A huge government cash injection for Shanghai's Disneyland will not take the magic away from Hong Kong's Disney resort, bosses at the attraction say.
The Shanghai park will be one of the beneficiaries of the huge loan package from the Agricultural Bank of China.
But the Hong Kong park has big plans of its own and the Hong Kong government, the majority shareholder, announced earlier this year that a new zone featuring Marvel superheroes - including the likes of Iron Man, Captain America and Thor - will be built.
Disney is also understood to be negotiating with the government to build three new hotels, and plans a shopping street outside the park.
A Disney spokesman said that of the 45 per cent of its visitors who came from the mainland, half were from southern provinces and were likely to continue to find the Hong Kong site a more convenient destination than Shanghai.
"As long as Hong Kong maintains its strength as a shopping and dining paradise, it will remain appealing to that group of tourists," the spokesman said.
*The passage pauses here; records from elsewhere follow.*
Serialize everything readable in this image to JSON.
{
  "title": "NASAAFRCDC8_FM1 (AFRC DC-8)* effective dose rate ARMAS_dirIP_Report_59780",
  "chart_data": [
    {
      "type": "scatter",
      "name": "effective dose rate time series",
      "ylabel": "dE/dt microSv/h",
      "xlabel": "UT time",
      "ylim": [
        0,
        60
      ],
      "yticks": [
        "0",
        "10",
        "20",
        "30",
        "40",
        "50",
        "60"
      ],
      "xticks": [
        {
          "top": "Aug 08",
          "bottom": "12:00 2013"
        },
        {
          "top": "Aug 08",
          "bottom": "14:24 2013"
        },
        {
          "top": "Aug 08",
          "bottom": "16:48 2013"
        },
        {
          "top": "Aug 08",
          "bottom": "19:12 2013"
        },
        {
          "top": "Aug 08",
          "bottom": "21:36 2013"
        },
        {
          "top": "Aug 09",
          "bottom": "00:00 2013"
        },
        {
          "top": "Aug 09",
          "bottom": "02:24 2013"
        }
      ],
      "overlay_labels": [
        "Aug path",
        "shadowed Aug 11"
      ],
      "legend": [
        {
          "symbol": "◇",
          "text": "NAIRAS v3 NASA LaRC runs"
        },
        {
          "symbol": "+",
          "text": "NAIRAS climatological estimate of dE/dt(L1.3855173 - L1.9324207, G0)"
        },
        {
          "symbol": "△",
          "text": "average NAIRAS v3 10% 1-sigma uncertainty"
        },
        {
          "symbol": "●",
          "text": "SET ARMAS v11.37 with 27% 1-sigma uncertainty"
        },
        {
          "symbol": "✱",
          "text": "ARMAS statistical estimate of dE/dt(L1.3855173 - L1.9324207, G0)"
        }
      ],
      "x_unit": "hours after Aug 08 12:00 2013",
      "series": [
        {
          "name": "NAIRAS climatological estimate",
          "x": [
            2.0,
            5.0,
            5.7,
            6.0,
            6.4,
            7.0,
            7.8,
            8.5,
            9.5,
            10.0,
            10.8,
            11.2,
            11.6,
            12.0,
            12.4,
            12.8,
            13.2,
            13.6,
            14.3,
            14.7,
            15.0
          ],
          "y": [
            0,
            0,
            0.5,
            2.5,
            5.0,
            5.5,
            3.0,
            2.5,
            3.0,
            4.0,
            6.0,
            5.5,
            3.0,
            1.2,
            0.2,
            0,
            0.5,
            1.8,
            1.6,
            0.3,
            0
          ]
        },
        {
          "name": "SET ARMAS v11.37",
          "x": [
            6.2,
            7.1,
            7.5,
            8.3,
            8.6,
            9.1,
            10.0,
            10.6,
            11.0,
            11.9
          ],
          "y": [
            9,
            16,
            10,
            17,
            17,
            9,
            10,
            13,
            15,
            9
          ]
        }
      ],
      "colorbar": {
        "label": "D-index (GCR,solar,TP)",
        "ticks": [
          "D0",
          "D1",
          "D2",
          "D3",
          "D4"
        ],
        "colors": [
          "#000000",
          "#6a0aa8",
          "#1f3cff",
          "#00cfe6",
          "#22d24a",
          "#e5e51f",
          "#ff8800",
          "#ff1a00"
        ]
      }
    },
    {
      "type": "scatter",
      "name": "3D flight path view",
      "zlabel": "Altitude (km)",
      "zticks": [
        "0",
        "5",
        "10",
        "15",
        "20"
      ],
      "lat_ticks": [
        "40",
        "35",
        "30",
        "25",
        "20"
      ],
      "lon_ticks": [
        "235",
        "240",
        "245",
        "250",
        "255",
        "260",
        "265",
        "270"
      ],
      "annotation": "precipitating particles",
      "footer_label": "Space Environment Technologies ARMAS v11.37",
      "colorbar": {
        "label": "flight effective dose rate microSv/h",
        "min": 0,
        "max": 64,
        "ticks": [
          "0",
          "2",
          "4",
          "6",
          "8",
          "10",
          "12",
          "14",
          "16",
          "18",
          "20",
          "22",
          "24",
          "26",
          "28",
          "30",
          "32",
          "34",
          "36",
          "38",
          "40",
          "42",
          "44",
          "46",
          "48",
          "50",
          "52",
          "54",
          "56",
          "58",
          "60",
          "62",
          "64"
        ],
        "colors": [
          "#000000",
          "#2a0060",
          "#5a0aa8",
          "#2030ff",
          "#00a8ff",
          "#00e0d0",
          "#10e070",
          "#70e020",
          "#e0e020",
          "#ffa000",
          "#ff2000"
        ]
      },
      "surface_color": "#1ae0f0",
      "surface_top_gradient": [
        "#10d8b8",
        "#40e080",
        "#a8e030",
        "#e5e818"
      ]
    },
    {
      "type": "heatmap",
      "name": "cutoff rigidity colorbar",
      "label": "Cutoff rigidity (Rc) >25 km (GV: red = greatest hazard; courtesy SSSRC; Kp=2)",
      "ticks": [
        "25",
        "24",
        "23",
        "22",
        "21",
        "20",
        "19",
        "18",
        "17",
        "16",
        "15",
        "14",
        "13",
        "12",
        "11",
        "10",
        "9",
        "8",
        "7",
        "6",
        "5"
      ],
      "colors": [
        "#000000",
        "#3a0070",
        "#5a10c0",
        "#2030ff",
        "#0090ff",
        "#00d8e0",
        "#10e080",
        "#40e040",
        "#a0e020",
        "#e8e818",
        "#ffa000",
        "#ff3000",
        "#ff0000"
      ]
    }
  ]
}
The Disney competition is a microcosm of a wider battle between Hong Kong and Shanghai to be recognised as China's financial capital.
Shanghai's infrastructure is catching up fast, but Hong Kong still has the edge in terms of "software" - including human capital and the rule of law - says Terence Chong Tai-leung, an associate professor of economics at the Chinese University.
"In the long run, Shanghai will grow faster than Hong Kong given the emphasis it is given by the country," he said. "Hong Kong must retain its talents."
And Chong does not believe Hong Kong needs to follow the Shanghai model of large-scale public stimulus as the city's economy is largely driven by the private sector. Besides, the Hong Kong government has vast financial reserves and would have no need to borrow money like Shanghai.